Testemunho à História
Carbonário baiano filho de um italiano de olhos azuis com uma negra da Etnia Haussá, estudante de Engenharia, em Salvador, a Bahia de todos os santos, nascido em 1912 e morto em 4 de novembro de 1969, há exatos 52 anos, em uma operação executada por Sérgio Paranhos Fleury, delegado do Deops [SP], a Delegacia Especializada de Ordem Política e Social, com a mobilização de 57 agentes do Estado, pagos com o dinheiro do contribuinte para garantir a segurança dos cidadãos, ele obteve a colaboração dos dominicanos, que o delataram, sob intensas torturas.

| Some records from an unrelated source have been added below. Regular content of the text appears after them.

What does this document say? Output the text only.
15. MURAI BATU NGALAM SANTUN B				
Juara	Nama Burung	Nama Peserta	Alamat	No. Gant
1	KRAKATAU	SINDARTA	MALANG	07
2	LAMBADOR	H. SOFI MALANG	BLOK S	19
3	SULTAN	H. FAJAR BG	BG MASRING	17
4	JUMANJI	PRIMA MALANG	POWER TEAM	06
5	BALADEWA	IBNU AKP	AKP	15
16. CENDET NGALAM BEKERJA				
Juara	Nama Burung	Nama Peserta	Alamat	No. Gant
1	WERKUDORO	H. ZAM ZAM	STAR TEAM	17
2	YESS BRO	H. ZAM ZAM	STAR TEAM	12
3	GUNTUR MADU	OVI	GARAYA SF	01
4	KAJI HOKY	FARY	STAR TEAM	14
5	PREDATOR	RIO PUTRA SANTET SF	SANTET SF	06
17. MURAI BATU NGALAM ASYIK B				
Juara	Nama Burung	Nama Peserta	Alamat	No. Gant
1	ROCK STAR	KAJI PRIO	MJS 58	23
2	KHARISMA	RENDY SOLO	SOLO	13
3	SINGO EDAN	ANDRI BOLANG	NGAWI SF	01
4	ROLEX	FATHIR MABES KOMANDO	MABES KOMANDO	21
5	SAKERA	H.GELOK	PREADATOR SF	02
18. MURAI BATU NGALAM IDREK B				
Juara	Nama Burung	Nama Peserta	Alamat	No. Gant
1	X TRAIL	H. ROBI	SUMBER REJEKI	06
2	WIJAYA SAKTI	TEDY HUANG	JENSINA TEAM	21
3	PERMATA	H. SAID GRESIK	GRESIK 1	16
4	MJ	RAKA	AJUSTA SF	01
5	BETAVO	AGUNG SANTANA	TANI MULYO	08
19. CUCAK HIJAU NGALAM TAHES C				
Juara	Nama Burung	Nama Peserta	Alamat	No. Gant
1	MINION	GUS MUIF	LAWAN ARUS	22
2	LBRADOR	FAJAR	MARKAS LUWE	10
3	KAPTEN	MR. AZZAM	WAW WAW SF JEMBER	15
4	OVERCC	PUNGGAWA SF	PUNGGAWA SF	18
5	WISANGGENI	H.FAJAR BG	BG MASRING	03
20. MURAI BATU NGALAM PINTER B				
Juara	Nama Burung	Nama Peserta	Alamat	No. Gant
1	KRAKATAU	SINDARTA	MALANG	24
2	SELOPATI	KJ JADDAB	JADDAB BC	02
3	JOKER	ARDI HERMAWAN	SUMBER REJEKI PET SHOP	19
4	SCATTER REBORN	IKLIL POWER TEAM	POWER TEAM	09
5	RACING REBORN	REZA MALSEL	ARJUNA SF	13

Carlos Marighella adotou a liturgia materialista e dialética. Um adepto das ideias de Karl Marx e Friedrich Engels. Após a revolução cubana, de primeiro de janeiro de 1959, aproximou-se de Fidel Castro, Che Guevara, Raúl Castro e assumiu a defesa das táticas e estratégias de Régis Debray. O francês formulador das teses da Guerra de Guerrilhas, do ‘foquismo’. Distante de Luiz Carlos Prestes, ‘O Cavaleiro da Esperança’, Pró-Moscou, o comunista rompe com o PCB, o Partidão, já no ano de 1966. Com uma carta enviada à executiva do Comitê Central da sigla.
‘Ernesto’ ou ‘Preto’ participa da Conferência da OLAS [Organização Latinoamericana de Solidariedade], em Havana, em julho e agosto do ano de 1967. Ele lamenta a morte do médico argentino Ernesto Guevara de La Serna, El Che, ocorrida em 9 de outubro de 1967, nas selvas da Bolívia. Para onde queria exportar a revolução. Depois do fracasso no Congo, África, e fundação a ALN, Ação Libertadora Nacional. A ALN, em consórcio com o MR-8, sem consultá-lo, captura o embaixador dos EUA no Brasil, Charles Burke Elbrick, em 4 de setembro:1969
Morte à espreita
A repressão política e militar fecha o cerco. Em São Paulo, Rio de Janeiro, Minas Gerais, Goiás. Os dominicanos são presos. Torturados. Frei Tito de Alencar Lima suicida-se no exílio. Na França. Os religiosos revelam as senhas para o estabelecimento de contatos com o ‘band leader’ da Ação Libertadora Nacional. Um encontro é marcado. Para o dia 4 de novembro. Sérgio Paranhos Fleury, que poderia prendê-lo, processá-lo e condená-lo, opta pela execução. Extrajudicial. A sangue frio. Sem direito à defesa. À Alameda Casa Branca. Em São Paulo, capital.
No mesmo dia, no Aeroporto de Ezeiza, Buenos Aires, nove revolucionários da ALN capturam, não é sequestro, um avião da Varig e o desviam para Havana. Joaquim Câmara Ferreira é seu sucessor. É assassinado em 23 de outubro de 1970. Carlos Eugênio Sarmento Coelho da Paz, o último comandante militar. Iuri Xavier, Alex Xavier, Zilda Xavier, Iara Xavier, Fausto Jaime continuam a luta. A ALN acaba em 1984. Órfão de pai ainda criança, homem de olhos azuis que brilhavam com as suas pupilas dilatadas pelo consumo obsessivo de cocaína, Sérgio Paranhos Fleury, o matador, usava drogas injetáveis, integrou o Esquadrão da Morte e morreu, de forma suspeita, em 1979. Afogado.